I accept that the NZCOM guideline 2021 may have come out after the birth in [Month9] so we can remove this as a reference however there are numerous guidelines prior to 2021 (above) that endorse the need to assess decreased fetal movements without delay. I accept that [RM B] was gathering relevant information regarding the scan and would be open to an adverse comment in the context as opposed to a departure.
…’
[1] Relevant months are referred to as Month1–Month9 to protect privacy.
[2] Decreased amniotic fluid, defined as having a single deepest pocket of <2cm.
[3] Measures a pocket of a maximal depth of amniotic fluid, which is free of an umbilical cord and fetal parts. DVP (deepest vertical pocket) and SDP (single deepest pocket) are used interchangeably in this report.
[4] Pacific Radiology informed HDC that this was a typing error and is meant to read 8mm.

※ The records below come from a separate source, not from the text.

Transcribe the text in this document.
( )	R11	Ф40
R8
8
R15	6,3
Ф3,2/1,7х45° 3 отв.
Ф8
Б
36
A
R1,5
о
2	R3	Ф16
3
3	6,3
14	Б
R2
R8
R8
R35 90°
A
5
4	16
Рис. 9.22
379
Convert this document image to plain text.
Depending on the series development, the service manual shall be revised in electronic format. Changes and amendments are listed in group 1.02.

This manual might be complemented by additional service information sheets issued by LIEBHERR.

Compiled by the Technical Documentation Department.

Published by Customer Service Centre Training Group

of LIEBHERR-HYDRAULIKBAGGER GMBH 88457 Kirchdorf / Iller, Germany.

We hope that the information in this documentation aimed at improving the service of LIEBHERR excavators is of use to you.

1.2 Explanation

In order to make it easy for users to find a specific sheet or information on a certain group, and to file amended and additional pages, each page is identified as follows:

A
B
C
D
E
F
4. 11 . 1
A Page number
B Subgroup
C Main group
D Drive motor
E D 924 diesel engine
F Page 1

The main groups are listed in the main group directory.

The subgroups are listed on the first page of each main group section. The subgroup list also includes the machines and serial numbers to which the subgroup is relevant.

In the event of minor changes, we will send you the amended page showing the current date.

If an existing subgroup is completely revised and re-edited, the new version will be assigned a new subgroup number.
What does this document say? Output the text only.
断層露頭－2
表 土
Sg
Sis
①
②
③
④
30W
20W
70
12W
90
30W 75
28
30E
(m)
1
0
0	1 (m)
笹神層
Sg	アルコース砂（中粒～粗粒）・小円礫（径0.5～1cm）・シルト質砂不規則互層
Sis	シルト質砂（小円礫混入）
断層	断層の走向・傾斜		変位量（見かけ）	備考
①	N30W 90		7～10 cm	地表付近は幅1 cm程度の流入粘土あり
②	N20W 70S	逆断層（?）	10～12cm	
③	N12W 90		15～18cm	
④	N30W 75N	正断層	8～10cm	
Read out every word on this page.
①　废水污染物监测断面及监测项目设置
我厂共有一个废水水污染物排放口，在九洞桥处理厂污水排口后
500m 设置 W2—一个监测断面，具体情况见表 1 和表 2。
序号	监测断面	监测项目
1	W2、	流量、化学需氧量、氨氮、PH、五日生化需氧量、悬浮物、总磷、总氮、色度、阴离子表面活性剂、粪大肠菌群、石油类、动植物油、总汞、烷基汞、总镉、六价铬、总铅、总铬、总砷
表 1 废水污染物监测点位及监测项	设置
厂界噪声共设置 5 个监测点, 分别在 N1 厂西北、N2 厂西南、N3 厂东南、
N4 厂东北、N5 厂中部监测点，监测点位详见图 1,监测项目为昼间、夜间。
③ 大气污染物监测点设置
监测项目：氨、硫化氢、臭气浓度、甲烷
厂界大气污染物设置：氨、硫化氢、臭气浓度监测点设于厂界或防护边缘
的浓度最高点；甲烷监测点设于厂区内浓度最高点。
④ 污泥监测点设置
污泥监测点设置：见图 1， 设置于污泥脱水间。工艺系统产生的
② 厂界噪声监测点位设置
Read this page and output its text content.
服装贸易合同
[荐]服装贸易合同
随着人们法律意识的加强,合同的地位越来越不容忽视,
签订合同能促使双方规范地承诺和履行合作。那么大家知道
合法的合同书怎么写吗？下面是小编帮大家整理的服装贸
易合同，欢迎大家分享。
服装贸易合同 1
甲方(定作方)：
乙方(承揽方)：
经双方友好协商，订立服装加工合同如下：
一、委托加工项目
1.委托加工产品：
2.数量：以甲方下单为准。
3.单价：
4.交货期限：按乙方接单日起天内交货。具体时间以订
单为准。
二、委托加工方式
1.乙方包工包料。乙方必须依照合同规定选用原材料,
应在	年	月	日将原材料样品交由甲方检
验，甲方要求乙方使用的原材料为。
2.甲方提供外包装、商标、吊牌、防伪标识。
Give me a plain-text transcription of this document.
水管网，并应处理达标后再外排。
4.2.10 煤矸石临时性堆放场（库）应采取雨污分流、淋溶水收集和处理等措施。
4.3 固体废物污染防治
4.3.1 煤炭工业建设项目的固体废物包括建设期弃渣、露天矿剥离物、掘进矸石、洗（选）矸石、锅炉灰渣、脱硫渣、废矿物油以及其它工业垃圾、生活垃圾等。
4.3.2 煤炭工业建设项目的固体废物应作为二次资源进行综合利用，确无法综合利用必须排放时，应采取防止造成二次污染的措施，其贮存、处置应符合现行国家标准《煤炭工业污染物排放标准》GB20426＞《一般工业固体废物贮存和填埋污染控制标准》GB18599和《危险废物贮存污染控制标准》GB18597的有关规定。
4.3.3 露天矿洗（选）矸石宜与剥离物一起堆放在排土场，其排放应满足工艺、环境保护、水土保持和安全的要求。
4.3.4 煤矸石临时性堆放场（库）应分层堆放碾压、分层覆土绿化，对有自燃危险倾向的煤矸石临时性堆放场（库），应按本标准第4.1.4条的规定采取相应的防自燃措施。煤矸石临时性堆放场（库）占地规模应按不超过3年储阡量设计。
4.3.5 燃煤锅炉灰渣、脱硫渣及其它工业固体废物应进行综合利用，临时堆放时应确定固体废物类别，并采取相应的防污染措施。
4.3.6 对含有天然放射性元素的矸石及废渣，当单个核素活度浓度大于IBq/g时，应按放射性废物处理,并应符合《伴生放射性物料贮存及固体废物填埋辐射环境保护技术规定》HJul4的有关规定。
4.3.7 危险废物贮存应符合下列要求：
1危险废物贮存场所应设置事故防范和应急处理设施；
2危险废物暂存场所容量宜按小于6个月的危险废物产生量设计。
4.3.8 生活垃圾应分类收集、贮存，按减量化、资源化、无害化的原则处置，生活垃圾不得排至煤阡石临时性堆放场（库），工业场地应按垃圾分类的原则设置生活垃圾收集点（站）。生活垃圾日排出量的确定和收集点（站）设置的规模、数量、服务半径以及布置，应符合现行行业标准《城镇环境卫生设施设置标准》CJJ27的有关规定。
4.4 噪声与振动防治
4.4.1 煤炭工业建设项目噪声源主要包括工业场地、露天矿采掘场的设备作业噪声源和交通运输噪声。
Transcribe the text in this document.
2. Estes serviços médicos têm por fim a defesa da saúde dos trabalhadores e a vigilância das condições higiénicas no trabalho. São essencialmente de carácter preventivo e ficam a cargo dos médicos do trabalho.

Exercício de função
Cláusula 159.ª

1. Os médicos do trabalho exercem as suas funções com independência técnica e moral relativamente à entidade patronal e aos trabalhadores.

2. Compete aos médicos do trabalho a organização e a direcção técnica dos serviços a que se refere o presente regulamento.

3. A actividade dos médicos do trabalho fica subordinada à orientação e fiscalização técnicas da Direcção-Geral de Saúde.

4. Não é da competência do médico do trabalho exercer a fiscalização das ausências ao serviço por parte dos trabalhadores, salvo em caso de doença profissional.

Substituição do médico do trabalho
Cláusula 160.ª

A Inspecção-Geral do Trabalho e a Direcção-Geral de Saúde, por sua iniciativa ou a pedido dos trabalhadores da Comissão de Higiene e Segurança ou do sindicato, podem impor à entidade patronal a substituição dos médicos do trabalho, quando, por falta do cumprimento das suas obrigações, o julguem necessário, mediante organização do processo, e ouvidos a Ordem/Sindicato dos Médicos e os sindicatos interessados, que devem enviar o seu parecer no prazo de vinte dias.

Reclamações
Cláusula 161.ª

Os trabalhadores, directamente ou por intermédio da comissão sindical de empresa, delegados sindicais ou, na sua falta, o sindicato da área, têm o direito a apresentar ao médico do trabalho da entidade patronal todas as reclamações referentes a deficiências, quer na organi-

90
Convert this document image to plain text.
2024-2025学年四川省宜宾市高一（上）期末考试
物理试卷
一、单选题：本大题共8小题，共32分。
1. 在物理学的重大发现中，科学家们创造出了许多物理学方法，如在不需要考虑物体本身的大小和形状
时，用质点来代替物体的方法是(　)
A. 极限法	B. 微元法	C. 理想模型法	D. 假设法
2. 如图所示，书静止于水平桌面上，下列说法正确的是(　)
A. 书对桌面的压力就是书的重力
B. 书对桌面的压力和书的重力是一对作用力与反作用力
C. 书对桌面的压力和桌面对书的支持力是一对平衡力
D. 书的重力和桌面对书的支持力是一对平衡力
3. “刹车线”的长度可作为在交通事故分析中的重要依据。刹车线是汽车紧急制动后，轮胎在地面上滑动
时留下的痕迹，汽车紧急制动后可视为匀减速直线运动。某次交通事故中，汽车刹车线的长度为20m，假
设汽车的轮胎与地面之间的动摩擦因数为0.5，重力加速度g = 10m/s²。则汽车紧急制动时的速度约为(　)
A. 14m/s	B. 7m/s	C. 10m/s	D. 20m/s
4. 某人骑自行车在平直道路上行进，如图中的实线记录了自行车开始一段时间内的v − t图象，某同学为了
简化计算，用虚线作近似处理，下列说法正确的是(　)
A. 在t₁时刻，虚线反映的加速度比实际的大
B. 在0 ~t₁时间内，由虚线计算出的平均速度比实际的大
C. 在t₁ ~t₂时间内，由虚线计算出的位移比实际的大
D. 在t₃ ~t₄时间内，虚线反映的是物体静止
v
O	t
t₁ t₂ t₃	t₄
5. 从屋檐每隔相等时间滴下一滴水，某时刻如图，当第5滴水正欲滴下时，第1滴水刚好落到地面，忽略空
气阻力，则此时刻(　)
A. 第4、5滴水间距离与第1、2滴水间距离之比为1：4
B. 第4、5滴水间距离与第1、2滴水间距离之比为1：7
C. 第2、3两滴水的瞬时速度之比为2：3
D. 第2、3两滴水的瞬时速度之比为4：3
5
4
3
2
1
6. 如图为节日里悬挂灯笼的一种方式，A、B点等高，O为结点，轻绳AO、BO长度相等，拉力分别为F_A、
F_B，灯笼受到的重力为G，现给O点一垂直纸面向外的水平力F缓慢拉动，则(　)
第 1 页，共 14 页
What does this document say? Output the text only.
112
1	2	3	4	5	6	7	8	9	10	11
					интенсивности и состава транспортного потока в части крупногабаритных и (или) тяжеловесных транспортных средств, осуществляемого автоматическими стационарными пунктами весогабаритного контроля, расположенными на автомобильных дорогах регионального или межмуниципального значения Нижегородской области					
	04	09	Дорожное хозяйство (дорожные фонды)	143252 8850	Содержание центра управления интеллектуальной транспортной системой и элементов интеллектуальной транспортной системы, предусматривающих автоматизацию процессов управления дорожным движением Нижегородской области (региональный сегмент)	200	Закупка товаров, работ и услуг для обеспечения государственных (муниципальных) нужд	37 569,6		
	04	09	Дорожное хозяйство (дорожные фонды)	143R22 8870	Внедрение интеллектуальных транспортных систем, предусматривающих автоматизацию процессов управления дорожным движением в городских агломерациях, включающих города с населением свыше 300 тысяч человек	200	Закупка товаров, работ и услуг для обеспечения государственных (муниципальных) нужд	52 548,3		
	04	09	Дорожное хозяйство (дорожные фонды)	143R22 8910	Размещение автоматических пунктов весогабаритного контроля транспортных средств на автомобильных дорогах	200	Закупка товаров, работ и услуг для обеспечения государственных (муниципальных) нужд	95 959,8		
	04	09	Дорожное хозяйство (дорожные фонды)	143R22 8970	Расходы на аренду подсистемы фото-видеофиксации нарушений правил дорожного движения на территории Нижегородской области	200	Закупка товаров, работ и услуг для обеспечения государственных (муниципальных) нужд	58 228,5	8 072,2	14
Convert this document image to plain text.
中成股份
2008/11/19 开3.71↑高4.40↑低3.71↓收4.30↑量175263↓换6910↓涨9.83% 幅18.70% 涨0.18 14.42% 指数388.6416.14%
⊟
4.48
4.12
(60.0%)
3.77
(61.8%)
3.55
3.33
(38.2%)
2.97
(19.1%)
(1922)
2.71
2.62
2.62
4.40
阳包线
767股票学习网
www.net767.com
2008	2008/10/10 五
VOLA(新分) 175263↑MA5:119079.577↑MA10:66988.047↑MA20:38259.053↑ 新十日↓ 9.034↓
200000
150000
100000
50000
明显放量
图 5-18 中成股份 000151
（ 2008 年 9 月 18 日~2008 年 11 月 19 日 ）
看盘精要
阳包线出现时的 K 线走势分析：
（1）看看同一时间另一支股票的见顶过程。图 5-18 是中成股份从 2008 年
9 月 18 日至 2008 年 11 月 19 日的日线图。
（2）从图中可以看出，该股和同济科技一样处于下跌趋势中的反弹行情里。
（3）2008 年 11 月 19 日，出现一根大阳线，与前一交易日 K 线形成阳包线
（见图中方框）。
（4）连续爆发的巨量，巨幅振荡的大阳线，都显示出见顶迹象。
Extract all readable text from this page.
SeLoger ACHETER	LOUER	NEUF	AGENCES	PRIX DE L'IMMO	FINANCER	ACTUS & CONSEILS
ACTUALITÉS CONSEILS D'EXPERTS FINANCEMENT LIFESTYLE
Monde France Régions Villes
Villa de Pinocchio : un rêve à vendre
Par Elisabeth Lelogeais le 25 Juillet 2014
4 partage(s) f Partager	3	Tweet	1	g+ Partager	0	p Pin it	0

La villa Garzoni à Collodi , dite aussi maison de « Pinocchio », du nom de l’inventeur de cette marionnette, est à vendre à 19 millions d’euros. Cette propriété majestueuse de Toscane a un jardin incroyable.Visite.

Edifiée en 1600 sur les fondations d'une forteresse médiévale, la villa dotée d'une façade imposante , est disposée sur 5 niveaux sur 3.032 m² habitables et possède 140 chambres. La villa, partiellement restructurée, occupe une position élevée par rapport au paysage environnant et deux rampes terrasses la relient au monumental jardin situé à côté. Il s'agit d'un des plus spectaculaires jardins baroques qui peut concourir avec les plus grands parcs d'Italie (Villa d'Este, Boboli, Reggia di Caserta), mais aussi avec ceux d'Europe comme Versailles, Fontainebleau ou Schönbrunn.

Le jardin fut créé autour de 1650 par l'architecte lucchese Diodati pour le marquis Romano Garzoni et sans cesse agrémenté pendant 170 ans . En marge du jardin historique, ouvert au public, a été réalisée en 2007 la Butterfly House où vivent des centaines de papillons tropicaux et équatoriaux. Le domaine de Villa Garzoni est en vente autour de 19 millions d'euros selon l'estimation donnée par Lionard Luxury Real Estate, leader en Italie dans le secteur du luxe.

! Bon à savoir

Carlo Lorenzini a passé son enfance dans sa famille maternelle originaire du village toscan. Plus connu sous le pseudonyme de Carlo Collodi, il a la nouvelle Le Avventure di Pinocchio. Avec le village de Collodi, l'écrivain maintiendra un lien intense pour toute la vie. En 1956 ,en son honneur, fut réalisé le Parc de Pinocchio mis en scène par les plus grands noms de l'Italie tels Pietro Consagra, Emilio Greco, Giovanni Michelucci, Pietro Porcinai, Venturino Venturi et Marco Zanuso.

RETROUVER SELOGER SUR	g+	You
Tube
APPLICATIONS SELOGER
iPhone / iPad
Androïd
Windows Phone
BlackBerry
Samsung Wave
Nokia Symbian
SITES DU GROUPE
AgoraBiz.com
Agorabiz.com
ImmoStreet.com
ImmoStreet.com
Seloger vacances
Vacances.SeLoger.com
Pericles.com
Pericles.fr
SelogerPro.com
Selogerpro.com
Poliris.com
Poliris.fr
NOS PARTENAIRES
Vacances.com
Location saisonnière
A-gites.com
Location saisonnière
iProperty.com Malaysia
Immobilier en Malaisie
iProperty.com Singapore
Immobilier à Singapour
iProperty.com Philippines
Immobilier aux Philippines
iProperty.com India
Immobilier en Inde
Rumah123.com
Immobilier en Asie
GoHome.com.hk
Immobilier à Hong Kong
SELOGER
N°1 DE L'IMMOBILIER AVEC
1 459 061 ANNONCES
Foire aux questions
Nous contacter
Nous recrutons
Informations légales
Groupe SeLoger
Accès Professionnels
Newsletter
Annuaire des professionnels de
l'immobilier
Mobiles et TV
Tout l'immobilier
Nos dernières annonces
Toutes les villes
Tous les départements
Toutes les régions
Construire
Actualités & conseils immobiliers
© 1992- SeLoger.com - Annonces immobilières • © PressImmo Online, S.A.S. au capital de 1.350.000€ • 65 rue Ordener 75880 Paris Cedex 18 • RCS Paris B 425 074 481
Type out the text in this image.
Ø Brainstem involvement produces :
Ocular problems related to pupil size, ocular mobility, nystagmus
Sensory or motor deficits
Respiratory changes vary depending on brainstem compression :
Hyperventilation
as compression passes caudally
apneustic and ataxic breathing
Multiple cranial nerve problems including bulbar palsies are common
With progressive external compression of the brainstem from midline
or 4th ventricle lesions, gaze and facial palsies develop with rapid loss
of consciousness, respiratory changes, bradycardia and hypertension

[5] A Doppler is a device with a probe used to detect blood flow through a blood vessel to pick up the sound of a pulse.
[6] Pacific Radiology also informed HDC that the sonographer noted: ‘[P]atient booked for induction on Friday, will be talking to midwife today.’ It is unclear whether this indicates that the sonographer or the patient would be talking to the midwife.
[7] Ms C informed HDC that ‘scans flagged as urgent go to the top of the priority worklist for radiologist reporting and are reported within an hour’.
[8] Ms A claims that she called RM B to discuss her symptoms, while RM B claims that she called Ms A to discuss the bleeding.
[9] Abbreviation for cardiotocography, a technique used to measure a baby’s heart rate.
[10] Ratified November 1996, updated 2002.
[11] Published December 2019.
[12] Although Ms A’s report stated oligohydramnios, considering the amniotic fluid was initially reported at a very low level of 0.8mm, the oligohydramnios should have prompted reporting of a similar degree of urgency.
[13] 19HDC01820.
[14] 17HDC01980.
[15] Every consumer has the right to have services provided with reasonable care and skill.
[16] 17HDC01980, 19HDC01820, 19HDC00333.